Factory life depends upon groups of people working together, and yet it is content with the morphology of the the group, as it were, paying no attention to its psychology, to the interaction of its members. By regarding each producer as a solitary unit, a tremendous power is totally unutilized.
In the case of children who are prematurely put to work under such conditions, an unwarranted nervous strain is added as they make their effort to stand up to the individual duties of life while still in the stage of group and family dependence.
We naturally associate a factory with orderly productive action; but similarity of action, without identical thought and co-operative intelligence, is coercion, and not order. The present factory discipline needs to be redeemed as the old school discipline has been redeemed. In the latter the system of prizes and punishments has been largely given up, not only because they were difficult to ( 174) administer, but because they utterly failed to free the powers of the child.
"The fear of starvation," of which the old economists made so much, is, after all, but a poor incentive to work; and the appeal to cupidity by which a man is induced to "speed up" in all the various devices of piece-work is very little better. Yet the factory still depends upon these as incentives to the ordinary workers. Certainly one would wish to protect children from them as long as possible. In a soap factory in Chicago little girls wr[ap]
bars of soap in two covers at the minimum rate of 3,000 bars a week; their only ambition is to wrap as fast as possible and well enough to pass the foreman's inspection. The girl whose earnings are the largest at the end of the week is filled with pride - praiseworthy, certainly, but totally without educational value.
Let us realize before it is too late that in this age of iron, of machine-tending, and of sub" divided labor, we need as never before the untrammeled and inspired activity of youth. To cut it off from thousands of working children is a most perilous undertaking, and endangers the very industry to which they have been sacrificed.
Only of late years has an effort been made by the city authorities, by the municipality itself, to conserve the play instinct and to utilize it, if not ( 175) for the correction of industry, at least for the nurture of citizenship.
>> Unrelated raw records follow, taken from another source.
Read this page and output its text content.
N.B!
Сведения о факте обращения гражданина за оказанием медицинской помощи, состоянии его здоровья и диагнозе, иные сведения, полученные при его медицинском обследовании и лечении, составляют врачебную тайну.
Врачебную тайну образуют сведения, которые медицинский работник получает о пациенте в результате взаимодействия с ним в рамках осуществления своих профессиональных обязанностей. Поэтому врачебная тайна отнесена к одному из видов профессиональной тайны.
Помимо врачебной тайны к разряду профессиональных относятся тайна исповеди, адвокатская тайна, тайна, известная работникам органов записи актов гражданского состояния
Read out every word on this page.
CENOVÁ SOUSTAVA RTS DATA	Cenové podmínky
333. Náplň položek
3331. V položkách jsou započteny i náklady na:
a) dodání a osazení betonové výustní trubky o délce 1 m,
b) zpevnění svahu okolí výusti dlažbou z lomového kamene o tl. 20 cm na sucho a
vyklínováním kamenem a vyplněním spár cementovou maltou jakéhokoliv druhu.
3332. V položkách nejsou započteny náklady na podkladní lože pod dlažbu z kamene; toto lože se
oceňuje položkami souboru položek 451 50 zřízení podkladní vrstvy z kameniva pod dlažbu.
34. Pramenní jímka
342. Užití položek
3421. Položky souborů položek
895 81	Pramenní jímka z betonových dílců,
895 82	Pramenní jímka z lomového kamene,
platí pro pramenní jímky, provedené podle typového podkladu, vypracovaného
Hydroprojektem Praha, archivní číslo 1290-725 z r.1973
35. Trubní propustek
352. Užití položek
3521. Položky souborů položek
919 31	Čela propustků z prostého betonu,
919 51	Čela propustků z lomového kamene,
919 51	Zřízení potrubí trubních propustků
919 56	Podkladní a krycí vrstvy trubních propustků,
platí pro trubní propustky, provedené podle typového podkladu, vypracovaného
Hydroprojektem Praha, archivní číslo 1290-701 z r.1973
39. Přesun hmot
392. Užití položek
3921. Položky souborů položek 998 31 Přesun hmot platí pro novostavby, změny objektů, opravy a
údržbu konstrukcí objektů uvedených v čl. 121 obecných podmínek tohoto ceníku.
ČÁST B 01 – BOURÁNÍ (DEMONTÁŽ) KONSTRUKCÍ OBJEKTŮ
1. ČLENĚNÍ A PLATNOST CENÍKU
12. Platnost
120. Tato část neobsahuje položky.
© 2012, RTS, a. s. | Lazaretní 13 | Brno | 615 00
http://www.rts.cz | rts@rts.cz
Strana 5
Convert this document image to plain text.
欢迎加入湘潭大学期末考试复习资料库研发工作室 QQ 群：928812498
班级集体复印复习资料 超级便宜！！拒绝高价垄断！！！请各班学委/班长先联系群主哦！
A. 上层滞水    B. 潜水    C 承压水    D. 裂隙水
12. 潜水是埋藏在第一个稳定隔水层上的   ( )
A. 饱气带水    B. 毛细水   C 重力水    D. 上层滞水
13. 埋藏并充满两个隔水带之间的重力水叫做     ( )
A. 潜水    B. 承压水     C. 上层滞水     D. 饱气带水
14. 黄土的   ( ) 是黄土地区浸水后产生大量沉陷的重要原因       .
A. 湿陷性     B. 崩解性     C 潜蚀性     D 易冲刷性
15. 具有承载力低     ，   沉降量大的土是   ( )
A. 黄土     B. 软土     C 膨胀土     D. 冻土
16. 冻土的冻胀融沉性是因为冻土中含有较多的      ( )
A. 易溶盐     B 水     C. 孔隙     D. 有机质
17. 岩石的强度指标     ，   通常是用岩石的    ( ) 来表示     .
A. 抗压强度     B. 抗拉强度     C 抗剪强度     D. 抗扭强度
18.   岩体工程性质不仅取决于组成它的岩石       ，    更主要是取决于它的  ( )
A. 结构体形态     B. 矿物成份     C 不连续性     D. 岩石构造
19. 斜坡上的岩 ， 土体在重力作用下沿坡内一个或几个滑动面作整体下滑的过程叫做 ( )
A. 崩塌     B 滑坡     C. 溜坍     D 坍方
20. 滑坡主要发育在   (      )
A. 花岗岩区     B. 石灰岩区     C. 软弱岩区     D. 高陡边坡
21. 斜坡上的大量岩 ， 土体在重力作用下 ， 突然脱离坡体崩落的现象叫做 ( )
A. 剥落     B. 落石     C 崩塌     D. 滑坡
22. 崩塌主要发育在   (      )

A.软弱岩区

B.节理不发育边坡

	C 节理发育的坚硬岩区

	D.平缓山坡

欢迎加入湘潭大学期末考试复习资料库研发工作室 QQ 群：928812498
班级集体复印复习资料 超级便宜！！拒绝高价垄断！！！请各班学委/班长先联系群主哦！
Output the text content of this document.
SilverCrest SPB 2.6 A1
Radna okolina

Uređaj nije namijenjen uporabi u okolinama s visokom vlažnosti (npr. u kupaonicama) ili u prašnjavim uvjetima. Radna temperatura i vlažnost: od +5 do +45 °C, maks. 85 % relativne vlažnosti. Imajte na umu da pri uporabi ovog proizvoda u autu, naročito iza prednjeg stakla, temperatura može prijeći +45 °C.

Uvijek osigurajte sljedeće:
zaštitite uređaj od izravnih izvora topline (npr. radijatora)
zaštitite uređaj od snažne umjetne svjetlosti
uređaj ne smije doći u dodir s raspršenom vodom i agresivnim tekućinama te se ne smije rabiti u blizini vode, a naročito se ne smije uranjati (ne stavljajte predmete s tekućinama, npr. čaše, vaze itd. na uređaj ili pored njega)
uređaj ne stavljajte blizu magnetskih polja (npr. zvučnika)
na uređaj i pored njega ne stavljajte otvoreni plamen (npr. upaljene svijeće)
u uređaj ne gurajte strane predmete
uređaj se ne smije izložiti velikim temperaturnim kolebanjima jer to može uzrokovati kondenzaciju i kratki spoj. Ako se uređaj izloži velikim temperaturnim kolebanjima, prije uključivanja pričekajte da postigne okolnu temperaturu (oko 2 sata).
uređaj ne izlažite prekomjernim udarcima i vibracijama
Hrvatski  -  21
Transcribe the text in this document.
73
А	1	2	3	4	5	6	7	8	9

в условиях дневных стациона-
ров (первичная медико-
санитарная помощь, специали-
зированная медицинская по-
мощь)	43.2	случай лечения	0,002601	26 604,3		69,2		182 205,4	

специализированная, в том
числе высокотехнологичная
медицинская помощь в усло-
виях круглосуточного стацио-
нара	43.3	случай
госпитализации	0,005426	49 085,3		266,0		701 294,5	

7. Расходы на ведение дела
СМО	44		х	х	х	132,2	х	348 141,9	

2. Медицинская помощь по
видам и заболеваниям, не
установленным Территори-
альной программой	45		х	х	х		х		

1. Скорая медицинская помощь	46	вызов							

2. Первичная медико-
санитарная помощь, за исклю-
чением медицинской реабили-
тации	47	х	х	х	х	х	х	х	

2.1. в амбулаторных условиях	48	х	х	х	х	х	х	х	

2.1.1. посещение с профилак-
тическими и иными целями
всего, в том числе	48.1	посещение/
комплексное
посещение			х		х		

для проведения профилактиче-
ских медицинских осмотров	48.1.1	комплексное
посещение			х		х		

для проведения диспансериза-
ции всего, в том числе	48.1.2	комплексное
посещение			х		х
It has been discovered that the city which is too careless to provide playgrounds, gymnasiums, and athletic fields where the boys legitimately belong and which the policeman is bound to respect, simply puts a premium on lawlessness. Without these places of their own, groups of boys come to look upon the policeman as an enemy, and he regards them as the most lawless of all the citizens. This is partly due to the fact that because of our military survivals the officer is not brought in contact with the educational forces of the city, but only with its vices and crime. He might have quite as great an opportunity for influencing the morals of youth as the school teacher has. At least one American city spends twenty per cent. more in provision for the conviction of youths than for their education, for the city which fails to utilize this promising material of youthful adventure does not truly get rid of it, and finds it more expensive to care for as waste material than as educative material.